Just about everything is sourced from Maryland or from states that border Maryland, according to Cox, with meat for the sausages coming from Calvert County, maple syrup coming from Western Maryland and butter coming from Pennsylvania.
The breakfast was served as a buffet, attendees exchanging their tickets for a plate and going down the line for scrambled eggs, potatoes, ham, sausage, biscuits, gravy and last, but certainly not least, waffles.
Becky Jones, a 4-H member and freshman studying agricultural business management at the University of Maryland, was stationed at the head of the buffet taking tickets.
“It’s amazing to see so many people from the community,” Jones said. “We’re all gathered as one.”
Jones is from Windy Willow Farm, which supplied sage and maple sausage for the event. She said events like the Farm to Table Breakfast show that agriculture is a viable and living industry.
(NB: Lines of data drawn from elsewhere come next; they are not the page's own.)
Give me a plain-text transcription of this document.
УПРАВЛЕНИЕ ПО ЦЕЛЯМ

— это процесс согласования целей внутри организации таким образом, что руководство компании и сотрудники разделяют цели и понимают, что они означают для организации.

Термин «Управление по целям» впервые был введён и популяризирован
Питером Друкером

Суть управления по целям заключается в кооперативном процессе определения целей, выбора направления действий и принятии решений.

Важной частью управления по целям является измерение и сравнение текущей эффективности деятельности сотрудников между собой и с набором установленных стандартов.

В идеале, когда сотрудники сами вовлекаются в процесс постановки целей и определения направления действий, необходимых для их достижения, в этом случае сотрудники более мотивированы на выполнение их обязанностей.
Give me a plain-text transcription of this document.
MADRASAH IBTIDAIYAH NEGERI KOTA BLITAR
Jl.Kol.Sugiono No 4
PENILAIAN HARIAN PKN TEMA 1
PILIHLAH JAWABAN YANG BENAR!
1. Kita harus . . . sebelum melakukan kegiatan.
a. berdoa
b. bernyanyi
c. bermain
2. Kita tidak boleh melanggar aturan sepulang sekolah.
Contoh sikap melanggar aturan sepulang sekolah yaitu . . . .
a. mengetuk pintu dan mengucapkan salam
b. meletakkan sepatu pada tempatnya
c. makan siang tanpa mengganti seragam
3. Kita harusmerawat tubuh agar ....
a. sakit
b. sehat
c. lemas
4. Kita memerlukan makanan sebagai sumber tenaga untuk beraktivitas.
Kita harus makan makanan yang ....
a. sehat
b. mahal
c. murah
One doesn’t have to go far to find more young people looking to a future in the field. Lexy Stonestreet, 18, said she plans to study the business of agriculture so she can expand the family farm.
“Kids my age are still passionate about agriculture,” Stonestreet said, and with the title of Miss Calvert County Farm Bureau 2016, she has the credentials to prove it. “It’s family, it’s generations. It’s not a job — it’s what I love to do.”
Luckily for young people with dreams like Stonestreet’s, funds from tickets to the Farm to Table Breakfast go toward furthering agricultural education.
“Last year we gave out five $1,000 scholarships so we’re trying to at least match that again this year,” Calvert County Farm Bureau President Jason Leavitt said.
According to Leavitt, the Farm to Table Breakfast is the farm bureau’s biggest fundraising event, with nearly 400 tickets sold last year and a similar turnout this year. With sponsors paying for most of the supplies and food, the money raised through ticket sales can go directly toward scholarships and agricultural leadership training.
Young Calvert residents have several organizations they can get involved with to learn about agriculture, including 4-H, Future Farmers of America and the farm bureau’s own group, Calvert County Young Farmers.
Cathy Cosgrove of Horsmon Farms said one thing tomorrow’s farmers, and today’s, need to grapple with is discovering their niche.
“You can’t have every farmer in the county in the same niche, so there’s constant diversification and finding out what works for each person on their land,” Cosgrove said.
Right now she says there’s an enormous demand for buying local and knowing where people’s food comes from.
It certainly appears that Calvert County farmers are searching for and finding their niches, from raising meat such as Battle Creek Beef, growing corn and soybeans like Goose Creek Farm or being one of a handful of farms left in Southern Maryland that still grows tobacco like Spider Hall Farm.
“There’s all this opportunity still left for agriculture in the county,” Catherine Hamilton of Spider Hall said. “If we can get out and do more events like this and educate people on agriculture and how important it is in their lives, I think it’s a bright future.”